La deuxième compréhension utile à retenir est que la Constitution pourrait se subdiviser, d’un point de vue conceptuel, en trois parties principales, qui mettent en évidence que la Constitution ne porte pas que sur les pouvoirs d’État, mais elle est aussi :
1. Constitution-garantie de libre exercice de la Souveraineté, en vertu de laquelle, chaque peuple a le droit permanent, inaliénable et souverain de :
i. déterminer la forme de son régime politique ;
ii. choisir librement ses représentants ;
iii. disposer sans entraves de ses richesses et de ses ressources naturelles ;
2. Constitution-garantie des libertés et droits, qui a pour projet la société des individus et pose les principes de garantir à tout citoyen son indépendance par rapport aux pouvoirs politique et économique et l’égalité par rapport à ses concitoyens ;
3. Constitution-séparation des pouvoirs, qui favorise un régime de production de la volonté générale par divers organes ou institutions et fondé sur l’équilibre et la collaboration des pouvoirs.
Il résulte, de ce que je viens de dire, que la constitution n’est pas la loi fondamentale de l’État seul, mais elle est également celle de la société.
En effet, toutes les activités et situations des individus, saisies par le droit, peuvent être rapportées à la Constitution.
La troisième connaissance utile à retenir concerne la délibération, qui n’est un principe actif du régime concurrentiel d’énonciation de la volonté générale, à travers des règles ou normes, que par l’intermédiaire ou sous l’empire du droit et, en particulier, des droits fondamentaux de valeur constitutionnelle, qui gouvernent la réalisation de l’activité collégiale délibérative de l’ensemble des organes régaliens et des institutions d’appui à la démocratie, à la transparence et à la bonne gouvernance.
Honorables Conseillers nationaux ;
Mesdames et messieurs,
Distingués invités ;
Le contexte de la refondation de l’Etat et de la rectification institutionnelle nous pousse, à travers ce Symposium et le Débat d’Orientation Constitutionnelle devant le suivre, à l’effort de trouver les mécanismes et règles constitutionnelles permettant de rendre à notre pays, la Guinée, son destin de pionnier des indépendances, d’avant-garde de l’émancipation africaine.

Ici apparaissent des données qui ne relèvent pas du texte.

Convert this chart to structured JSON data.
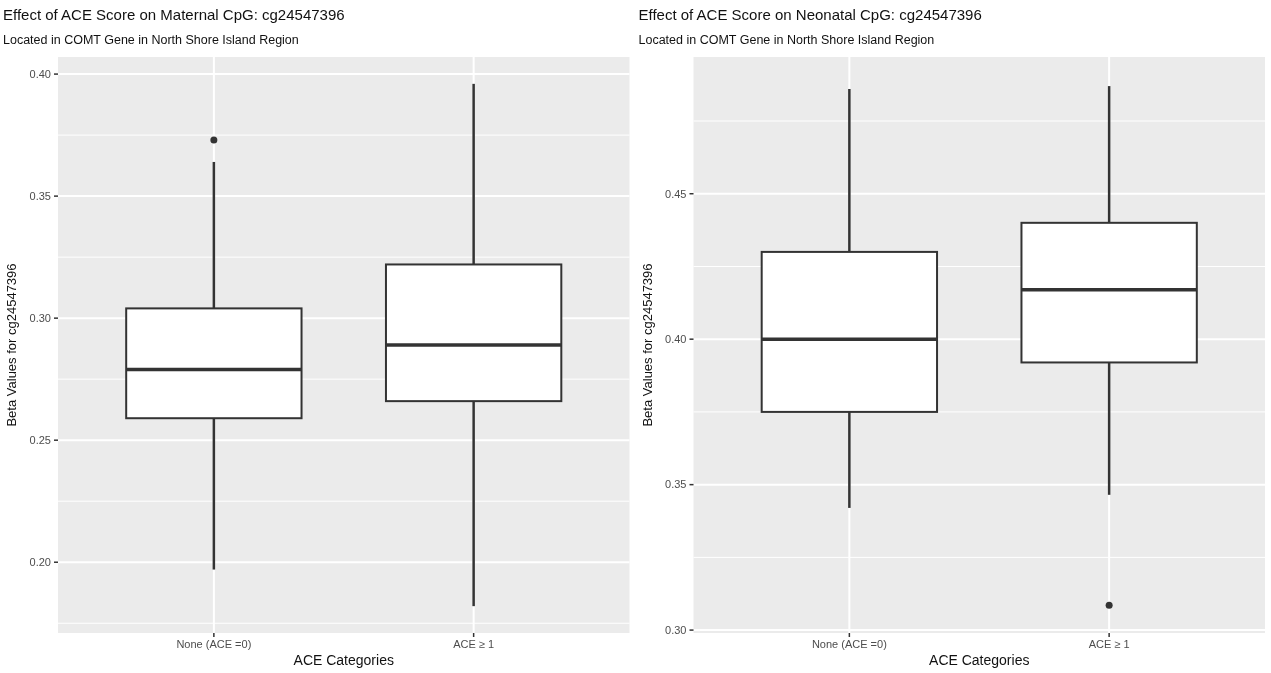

El Hadj Biro, centenaire et remarquable compagnon de l’indépendance de notre pays, nous disait, chez lui, à Mamou, avoir visiter les cinq (5) continents et les deux (2) pôles et n’avoir jamais vu un pays, doté par Dieu de tant de ressources naturelles et de potentiels de développement, comme la Guinée. Alors, il nous appartient de serrer la ceinture et de retrousser les manches pour trouver les voies et moyens et créer les conditions optimales, pour faire profiter les Guinéens de cette incommensurable mansuétude divine.
Sur ces mots, je déclare ouvert au nom du President de la Transition, Chef de l’Etat, Chef suprême des armées, le Symposium sur le Constitutionnalisme et souhaite la baraka de Dieu pour le plein succès à nos travaux.